Silvinho regressou ao “padherine”
Ontem, o Silvinho regressou às origens e fez finalmente as pazes. Na companhia do Abdul Naguibo, Silvinho esteve no “Padherine”, no arreal profundo de “Satháre”, o bairro mais iconográfico de Inhambane (só competindo nessas manias de quem mais deu de cultural à cidade, com o Chalambe), oferecendo livros às crianças da escola onde ele frequentou o ensino primário. E fez bem! Um bravo mas desinteressado assomo de filantropia. Na peça da TVM, vi a professora Maria Ofélia, já velhinha, exultando de alegria e comoção. Dois seus antigos alunos de primária regressavam à escola onde levaram nas mãos as incontornáveis reguadas associadas ao aprendizado da tabuada e da gramática.
A Maria Ofélia tinha a fama de professora ríspida, mas quem passou por aqueles critérios do ensino, desse outrora não muito distante, não guarda na memória as mágoas por um "bullyng" que, na verdade, nunca foi. Hoje seria violência com direito a severa sanção moral. Mas os métodos de antes tinham sucesso. A escola era uma verdadeira base de socialização primária. Silvinho e Naguibo formaram suas bases mentais nesse “padherine”, como era conhecida a escola. E hoje são o que são na vida pública moçambicana. Silvinho é o Roque Silva, o actual Secretário Geral da Frelimo, o mais prolífico desde Manuel Tomé. Abdul Naguibo é o atual PCA da RM, filho do velho Nhalenguana (ou, por outro dizer, o irmão do Carimo Nhalenguana). “Padherine” é uma corruptela bitongueira de “nos padres”. A escola, hoje denominada 1 de Maio, foi aberta pela igreja católica ainda no regime colonial. Com uma minúscula capela e 4 salas de aulas, juntava as missões de evangelizar e educar. Chamaram-lhe Escola Paroquial de Santo António de Santarém.
Silvinho e Naguibo são de uma geração que fez o ensino primário entre o final do regime colonial e os primeiros anos da independência. Do “padherine” devem guardar memórias de uns tempos onde naqueles arrabaldes se jogava à bolas de trapinhos e, nos intervalos, se subíamos cajueiros para sacudir os ramos grávidos da fruta mais fecunda. Ontem, o dois poisaram novamente nesse lugar de memórias indeléveis.
Hoje a escola tem outras crianças estudando. Quem sabe, na forja outros quadros deste país sairão daquele minúsculo lugar. A ideia de fazer as pazes, no caso do Silvinho, é que ele se abalou ainda nos anos 80 para Gaza. Foi lá onde começou como funcionário do “Apoio e Controlo”, onde se fez o político sagaz que ele é. O canino defensor da Frelimo. Afável mas temido. Um buldózer que mete o partido em tudo o que faz. Maquiavélico com medida.

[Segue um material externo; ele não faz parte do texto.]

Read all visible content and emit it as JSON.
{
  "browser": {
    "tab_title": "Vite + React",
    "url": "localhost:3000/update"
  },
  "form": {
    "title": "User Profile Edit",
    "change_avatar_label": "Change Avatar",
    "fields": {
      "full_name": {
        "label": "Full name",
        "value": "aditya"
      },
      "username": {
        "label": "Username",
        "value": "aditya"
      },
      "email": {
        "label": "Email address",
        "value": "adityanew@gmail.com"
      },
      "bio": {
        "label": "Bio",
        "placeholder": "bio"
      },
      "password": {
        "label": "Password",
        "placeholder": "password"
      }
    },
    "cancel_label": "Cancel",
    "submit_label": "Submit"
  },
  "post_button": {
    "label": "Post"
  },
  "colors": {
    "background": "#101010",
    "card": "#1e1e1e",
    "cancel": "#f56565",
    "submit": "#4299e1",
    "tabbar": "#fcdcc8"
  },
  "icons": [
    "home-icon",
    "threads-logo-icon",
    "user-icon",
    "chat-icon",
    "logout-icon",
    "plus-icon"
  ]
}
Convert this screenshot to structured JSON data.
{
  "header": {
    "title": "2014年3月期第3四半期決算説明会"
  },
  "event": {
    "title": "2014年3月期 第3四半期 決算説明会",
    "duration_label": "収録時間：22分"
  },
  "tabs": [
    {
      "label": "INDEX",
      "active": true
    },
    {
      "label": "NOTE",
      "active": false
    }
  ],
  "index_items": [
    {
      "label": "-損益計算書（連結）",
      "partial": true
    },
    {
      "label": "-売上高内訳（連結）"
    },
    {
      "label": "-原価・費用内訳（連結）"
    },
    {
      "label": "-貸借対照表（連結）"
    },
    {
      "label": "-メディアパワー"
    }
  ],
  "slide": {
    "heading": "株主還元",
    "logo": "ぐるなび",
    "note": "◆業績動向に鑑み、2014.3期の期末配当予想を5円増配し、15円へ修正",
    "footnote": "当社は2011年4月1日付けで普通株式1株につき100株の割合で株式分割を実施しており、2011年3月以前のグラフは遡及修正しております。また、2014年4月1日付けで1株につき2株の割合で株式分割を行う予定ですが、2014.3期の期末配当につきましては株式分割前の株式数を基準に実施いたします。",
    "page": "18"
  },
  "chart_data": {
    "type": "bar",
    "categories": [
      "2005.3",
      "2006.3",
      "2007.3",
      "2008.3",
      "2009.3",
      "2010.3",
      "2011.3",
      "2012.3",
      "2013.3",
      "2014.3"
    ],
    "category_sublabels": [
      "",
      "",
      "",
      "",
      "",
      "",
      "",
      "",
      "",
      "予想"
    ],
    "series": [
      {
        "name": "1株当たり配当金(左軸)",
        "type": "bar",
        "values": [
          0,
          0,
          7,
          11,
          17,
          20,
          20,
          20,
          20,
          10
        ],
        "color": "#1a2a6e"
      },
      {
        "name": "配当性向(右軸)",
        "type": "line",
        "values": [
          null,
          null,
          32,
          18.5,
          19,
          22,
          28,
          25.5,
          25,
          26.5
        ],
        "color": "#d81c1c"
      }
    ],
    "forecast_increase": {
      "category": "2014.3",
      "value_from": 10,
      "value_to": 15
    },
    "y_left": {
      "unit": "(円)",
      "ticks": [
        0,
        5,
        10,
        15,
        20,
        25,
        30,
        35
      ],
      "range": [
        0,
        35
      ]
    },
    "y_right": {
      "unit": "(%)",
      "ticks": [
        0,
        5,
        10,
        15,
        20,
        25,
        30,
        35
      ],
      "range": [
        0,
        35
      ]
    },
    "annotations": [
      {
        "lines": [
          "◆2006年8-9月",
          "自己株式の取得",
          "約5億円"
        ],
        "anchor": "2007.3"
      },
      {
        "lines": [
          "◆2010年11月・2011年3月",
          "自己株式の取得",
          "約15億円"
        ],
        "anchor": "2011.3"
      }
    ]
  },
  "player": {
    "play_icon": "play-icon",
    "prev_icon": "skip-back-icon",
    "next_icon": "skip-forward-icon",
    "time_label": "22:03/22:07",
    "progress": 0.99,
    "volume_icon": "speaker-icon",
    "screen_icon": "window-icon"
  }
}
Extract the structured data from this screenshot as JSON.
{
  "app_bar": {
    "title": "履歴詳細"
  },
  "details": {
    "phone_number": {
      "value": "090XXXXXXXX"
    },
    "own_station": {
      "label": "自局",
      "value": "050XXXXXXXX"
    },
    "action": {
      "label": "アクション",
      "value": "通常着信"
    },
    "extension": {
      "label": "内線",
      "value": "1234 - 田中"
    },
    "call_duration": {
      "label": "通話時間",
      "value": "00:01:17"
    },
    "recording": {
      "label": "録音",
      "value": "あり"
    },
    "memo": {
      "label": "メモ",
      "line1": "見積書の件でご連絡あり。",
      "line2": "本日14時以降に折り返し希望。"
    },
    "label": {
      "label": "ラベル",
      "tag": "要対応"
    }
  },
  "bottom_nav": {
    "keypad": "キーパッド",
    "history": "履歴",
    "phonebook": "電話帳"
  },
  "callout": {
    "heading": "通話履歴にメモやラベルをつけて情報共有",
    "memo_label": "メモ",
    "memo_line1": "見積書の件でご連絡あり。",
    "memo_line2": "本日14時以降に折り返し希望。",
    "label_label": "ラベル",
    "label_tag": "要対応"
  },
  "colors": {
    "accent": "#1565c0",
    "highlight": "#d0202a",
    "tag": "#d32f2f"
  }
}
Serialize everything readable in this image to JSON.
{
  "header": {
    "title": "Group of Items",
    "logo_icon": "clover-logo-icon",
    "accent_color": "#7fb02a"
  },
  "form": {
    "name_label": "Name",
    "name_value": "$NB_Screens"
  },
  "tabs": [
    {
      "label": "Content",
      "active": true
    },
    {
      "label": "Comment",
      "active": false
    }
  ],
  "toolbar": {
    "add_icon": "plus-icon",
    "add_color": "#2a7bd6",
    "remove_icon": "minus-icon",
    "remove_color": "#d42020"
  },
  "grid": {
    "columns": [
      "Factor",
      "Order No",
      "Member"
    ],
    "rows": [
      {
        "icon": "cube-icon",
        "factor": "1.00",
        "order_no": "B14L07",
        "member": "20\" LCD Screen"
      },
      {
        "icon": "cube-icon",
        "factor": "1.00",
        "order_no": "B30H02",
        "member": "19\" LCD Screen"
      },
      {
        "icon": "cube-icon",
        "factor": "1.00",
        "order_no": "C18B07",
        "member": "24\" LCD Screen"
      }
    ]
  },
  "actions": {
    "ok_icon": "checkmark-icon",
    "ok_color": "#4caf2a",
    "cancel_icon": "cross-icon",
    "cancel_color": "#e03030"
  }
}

Recordo-me quando ele ia de Xai Xai de férias à Inhambane. Para nós os mais novos, incluindo seus irmãos e vizinhos da minha idade, ele parecia um forasteiro. Desses que se descasam das origens. Nem punha momentaneamente o rabo naquelas esteiras alinhadas defronte da casa do Tio Maciel (o pai do Jaco Maria e do Dua), onde passávamos tardes jogando Monopólio e ouvindo os Supertramp (Free as a Bird) num “duplo deck” Sony. O Silvinho se tornara num estrangeiro. Tendo feito carreira em Gaza, calcorreando toda a província como administrador, ele encarnava o espírito machangana: um enorme “machão” no tratamento da oposição.
No regresso para Satháre (outra corruptela bitongueira, agora de Santarém, o nome colonial do bairro, que hoje se chama Liberdade), ele faz as pazes com as aragens poeirentas da zona. O sorriso da Maria Ofélia é como que uma aprovação desse regresso. Silvinho foi recebido como um filho que nunca partiu. Seu coração sempre esteve na terra. O Naguibo também. Desenganem-se os zambezianos se pensam que ele é um muanachaubo kankala buruto. Nada! É também bintogueiro de gema, da mais pura verve intelectual manhambana, que cresceu entre os coqueiros verdes da sura e os sabores do mihili frito com arroz de coco.